Entering the industry as a child actor in 1996, Jena Malone has been featured in numerous films since. In her 24 years of acting, countless movie fans have adored her superior acting style. Unfortunately, as demonstrated with Sidibe and Monáe, even the best actresses can find themselves floundering in a movie with poor character development. Parts of Malone’s character are clarified in the final minutes of the film, but audiences have to struggle through a spotty storyline and a strong faux southern accent before reaching that moment. By the time we learn a tiny bit more about her character, we’re tired and counting the minutes until the credits begin. Still, she fares better than other supporting players like Jack Huston, who offers nothing.

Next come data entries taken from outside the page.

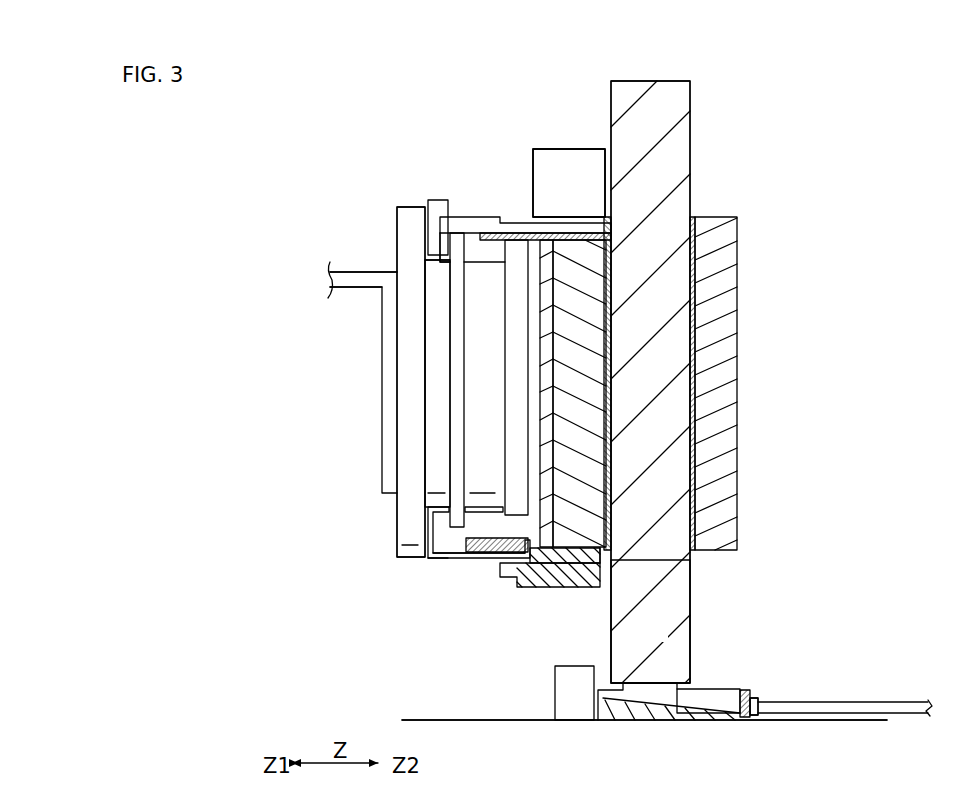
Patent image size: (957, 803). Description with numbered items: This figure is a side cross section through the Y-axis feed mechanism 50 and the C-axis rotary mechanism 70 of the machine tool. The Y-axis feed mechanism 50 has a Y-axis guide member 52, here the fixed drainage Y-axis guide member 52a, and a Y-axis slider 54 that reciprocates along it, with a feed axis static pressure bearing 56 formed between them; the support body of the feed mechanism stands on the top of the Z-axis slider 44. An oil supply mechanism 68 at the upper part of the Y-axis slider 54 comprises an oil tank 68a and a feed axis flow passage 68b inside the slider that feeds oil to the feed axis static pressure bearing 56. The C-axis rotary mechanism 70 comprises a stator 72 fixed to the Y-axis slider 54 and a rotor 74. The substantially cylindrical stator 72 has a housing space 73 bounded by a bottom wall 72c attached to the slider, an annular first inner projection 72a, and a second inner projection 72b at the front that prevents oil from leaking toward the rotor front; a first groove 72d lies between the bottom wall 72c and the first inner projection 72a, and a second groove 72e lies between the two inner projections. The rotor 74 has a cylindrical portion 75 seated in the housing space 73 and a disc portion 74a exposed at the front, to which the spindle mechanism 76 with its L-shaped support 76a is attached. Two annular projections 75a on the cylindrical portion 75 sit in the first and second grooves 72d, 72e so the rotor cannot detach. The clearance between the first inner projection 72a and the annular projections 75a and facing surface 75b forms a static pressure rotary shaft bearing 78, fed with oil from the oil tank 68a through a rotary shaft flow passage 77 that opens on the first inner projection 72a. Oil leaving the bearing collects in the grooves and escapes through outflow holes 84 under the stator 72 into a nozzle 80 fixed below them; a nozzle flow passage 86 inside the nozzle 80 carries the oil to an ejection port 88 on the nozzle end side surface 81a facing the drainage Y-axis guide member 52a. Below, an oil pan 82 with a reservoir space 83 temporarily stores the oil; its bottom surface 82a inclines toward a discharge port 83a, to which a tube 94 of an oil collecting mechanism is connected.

The Z-axis slider 44 is at (468, 720).
The Y-axis feed mechanism 50 is at (745, 205).
The Y-axis guide member 52 is at (650, 382).
The drainage Y-axis guide member 52a is at (610, 110).
The Y-axis slider 54 is at (723, 298).
The feed axis static pressure bearing 56 is at (693, 222).
The oil supply mechanism 68 is at (566, 128).
The oil tank 68a is at (557, 165).
The feed axis flow passage 68b is at (611, 252).
The C-axis rotary mechanism 70 is at (396, 184).
The stator 72 is at (473, 220).
The first inner projection 72a is at (482, 264).
The second inner projection 72b is at (423, 250).
The bottom wall 72c is at (548, 322).
The first groove 72d is at (553, 255).
The second groove 72e is at (443, 232).
The housing space 73 is at (533, 393).
The rotor 74 is at (411, 382).
The disc portion 74a is at (413, 522).
The cylindrical portion 75 is at (438, 434).
The annular projection 75a is at (517, 447).
The facing surface 75b is at (482, 500).
The spindle mechanism 76 is at (363, 279).
The support 76a is at (390, 377).
The rotary shaft flow passage 77 is at (512, 236).
The static pressure rotary shaft bearing 78 is at (433, 562).
The nozzle 80 is at (578, 588).
The nozzle end side surface 81a is at (612, 567).
The oil pan 82 is at (647, 707).
The bottom surface 82a is at (710, 707).
The reservoir space 83 is at (730, 690).
The discharge port 83a is at (747, 718).
The outflow hole 84 is at (530, 520).
The nozzle flow passage 86 is at (537, 567).
The ejection port 88 is at (604, 558).
The tube 94 is at (903, 707).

There are shots sprinkled throughout the film where dazzling cinematography is revealed. Images of bright sunsets and blazing fires are strikingly shot when they occur. Nevertheless, the classic horror movie cinematography that is expected is absent. There are no perspectives that make you wonder if there’s someone hidden in a corner and nearly jumping out, and no lingering figures in the background. This feels like another missed opportunity for the motion picture, despite cinematographer Pedro Luque proving that he could have executed these tricks effectively.
The ending of Antebellum attempts to draw viewers back in, but doesn’t quite meet the mark. A twist is revealed that viewers may have previously deduced themselves that yields countless questions. Having a twist in the film, regardless of how flimsy its structure is, offers one last opening to enter the horror genre. This is a chance that the motion picture disregards, leaving us once again wanting more. After credits begin to roll, short scenes pop up in an effort to clarify what transpires in the future, and make it appear like the story genuinely happened. This effort gives viewers more peace of mind, and reads as a first crafty choice from the duo.
Fans of movies that leave them trembling will be left wanting more, and may resort to watching a classic haunt afterwards to acquire that feeling. Horror fans have grown accustomed to exciting trailers that render lackluster films. This movie brings that same energy, but additionally feels like it is trying too hard the entire time. The end of the 105-minute picture leaves viewers with a sneaking suspicion that Bush and Renz unsuccessfully tried to copycat one of Jordan Peele’s empowering flicks. Antebellum proves that imitation is not always the sincerest form of flattery.